Never got the fascination with the guy.
Yeah, obviously, he had talent, good looks and the unyielding support that only fans of an elitist, non-major sport can supply with such nose-held-high-in-the-air disdain.
But he was a bore. A spoiled kid with the personality of a statue decked out in a Hawaiian shirt and several loads shy on the required amount of brain cells to be labeled “intelligent.”
Seriously, from the moment Ryan Lochte wafted into the periphery of my consciousness a decade ago, thanks to my arrival in his hometown of Port Orange, Fla., and the hero-worshipping done on his behalf there, one word just kept coming to mind: Mimbo.
Yeah, that’s right. Mimbo, a male bimbo. Coined in “Seinfeld,” it was the perfect description of puffed-up nothingness in a man and perfectly depicted by MTV refugee Dan Cortese.
The object of gals, and guys, swooning, he was a classic example of the superficial dwarfing substantial. A talking head with zilch worthwhile coming out of his mouth. But did you see that smile, or those eyes, or that outfit he was wearing …?
If Lochte displayed himself as anything aside from a swimming savant, it was as a mimbo – just not as cool as Cortese’s version of him.
Not for nothing, but why anyone adored Lochte, or discussed him, outside of what happened in the pool is a mystery to me. Perhaps they all didn’t want to follow the crowd after Michael Phelps. Or they found mind-numbing commentary or actions to be fascinating stuff.
Don’t really care.
His “look at me” act was tired the moment it was unfurled in all its grill-covered, Olympic glory, devolving from gold to American flag shade and then, finally, this year’s coup de grace, a silver-haired tribute apparently to Tom Cruise’s assassin role in the 2004 thriller “Collateral.”
Ugh. Color me not impressed.
Oh, his medal tally is. No doubt. Anyone ripping his ability is way off base.

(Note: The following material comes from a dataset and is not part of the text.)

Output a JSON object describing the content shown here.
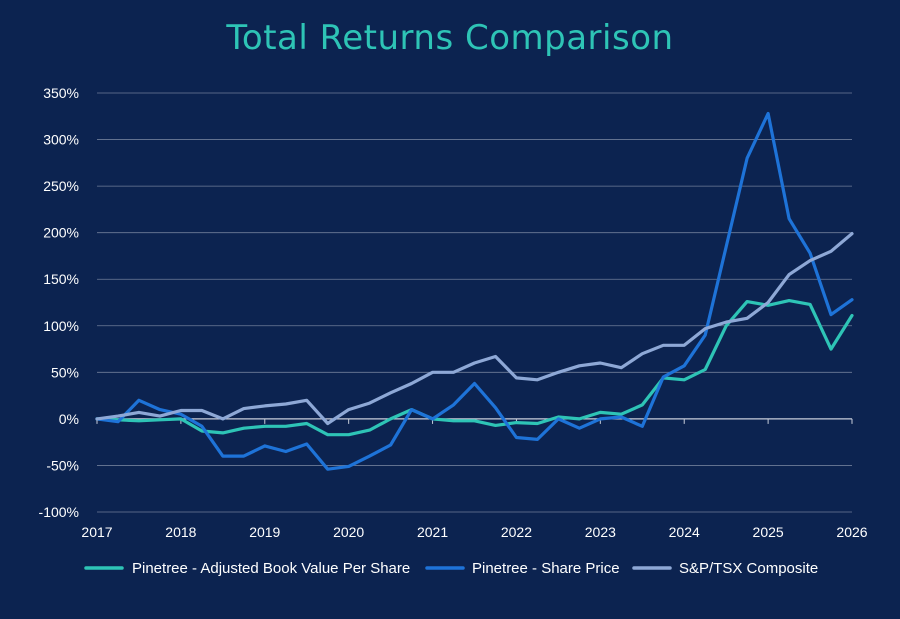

An argument could be made that his biggest flaw in that regard was coming around the same time as Phelps.
But him, what he says, what he does, what he wears … uh, no.

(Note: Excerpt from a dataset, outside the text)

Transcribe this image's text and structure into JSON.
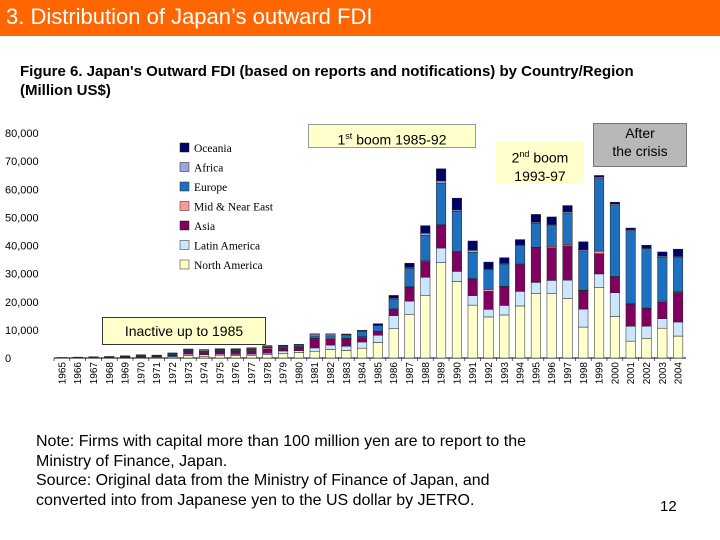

Funny thing is, seems the same people who built him up, who made the abysmal “What Would Ryan Lochte Do?” possible, if only for an egregious five-week run on cable TV in 2013, are the ones most upset about his latest testimony to attention whores everywhere – act like an idiot, come up with some lame story to cover it up even though no one was going to report it, cling to the lie for days, disgrace, offer the pointless, full-accountability apology and then, gulp, lose a sponsorship.
Enough already. Let it go. Let him go.
The rest of us could use a break from the stupidity, and the calling attention to it – once and for all.